Military decoration of the Netherlands

The Airman's Cross (Vliegerkruis) is a military decoration of the Kingdom of the Netherlands created in 1941. The cross is awarded to members of the Dutch military who display initiative, courage, and perseverance against the enemy or during hostile actions during one or more flights. The cross is also awarded to allied pilots whose actions were of high importance to the Netherlands.

A total of 735 Airman's Crosses have been awarded, most recently in 2007 to Royal Netherlands Air Force Major M. Duivesteijn, an F-16 pilot. Major Duivesteijn received the award because of his "exceptional courage and perseverance" during a 1999 flight that was part of the NATO bombing of Yugoslavia. Other well-known recipients include Erik Hazelhoff Roelfzema (the "Soldier of Orange"), Prince Bernhard of the Netherlands, and Ida Veldhuyzen van Zanten.
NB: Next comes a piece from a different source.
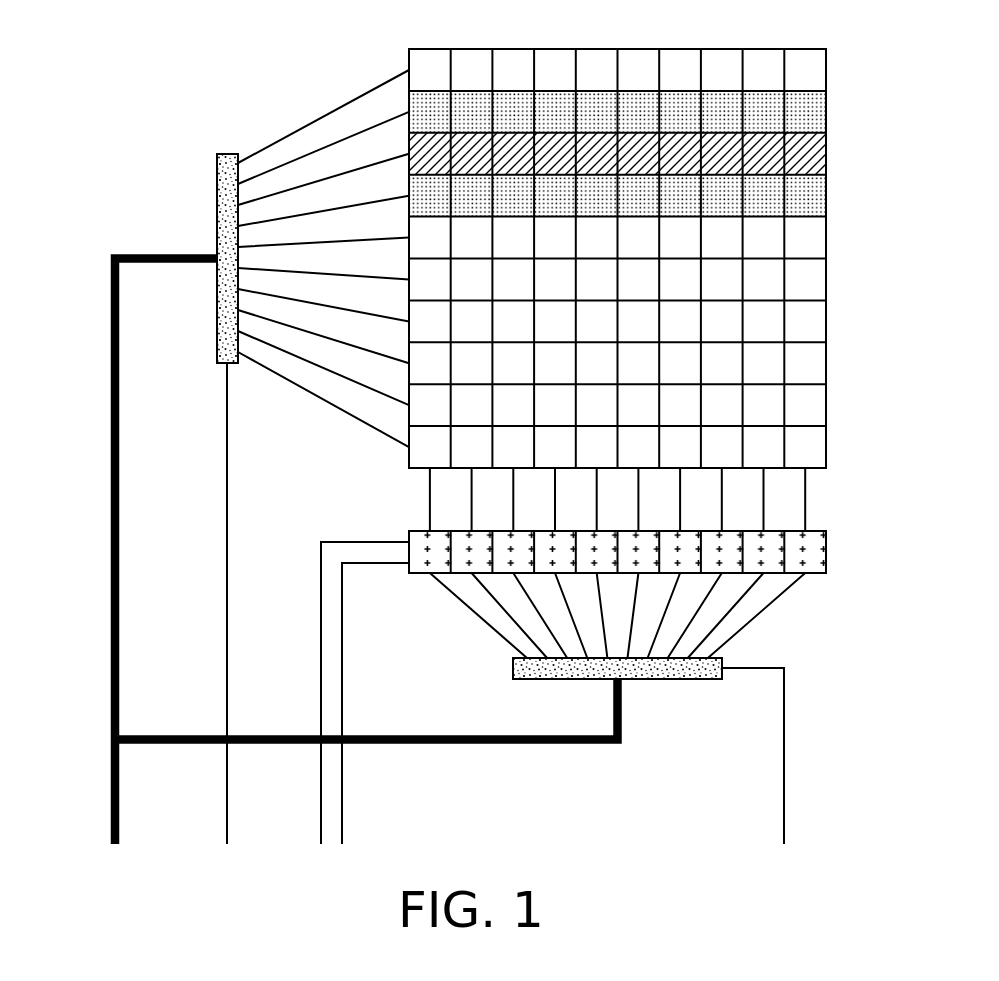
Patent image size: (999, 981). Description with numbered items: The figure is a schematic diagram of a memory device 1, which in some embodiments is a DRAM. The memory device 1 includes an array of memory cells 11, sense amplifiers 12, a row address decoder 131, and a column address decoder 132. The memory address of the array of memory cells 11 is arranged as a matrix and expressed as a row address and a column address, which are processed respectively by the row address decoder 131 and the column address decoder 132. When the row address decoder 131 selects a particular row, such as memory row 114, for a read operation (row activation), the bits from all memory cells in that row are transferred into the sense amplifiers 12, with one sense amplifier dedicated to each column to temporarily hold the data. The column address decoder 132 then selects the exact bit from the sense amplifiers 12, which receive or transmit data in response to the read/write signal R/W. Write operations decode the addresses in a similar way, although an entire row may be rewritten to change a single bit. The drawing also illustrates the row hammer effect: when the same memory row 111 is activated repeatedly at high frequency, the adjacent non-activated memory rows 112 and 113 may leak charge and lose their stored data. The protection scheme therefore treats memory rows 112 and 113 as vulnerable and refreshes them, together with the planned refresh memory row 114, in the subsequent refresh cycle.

The Airman's Cross is the fifth-highest Dutch military decoration still being awarded for bravery (after the Cross of Merit).

==Description==
The Airman's Cross resembles the Dutch Bronze Cross but is worn on a diagonally-striped orange and white ribbon inspired by those of the British Distinguished Flying Cross and Air Force Cross.

The cross is silver with four arms. There is a crowned central medallion bearing an albatross in flight with the words "INITIATIEF MOED VOLHARDING" (INITIATIVE COURAGE PERSEVERANCE) around the edge of the medallion. The date 1941 appears above the body of the albatross. The reverse is plain.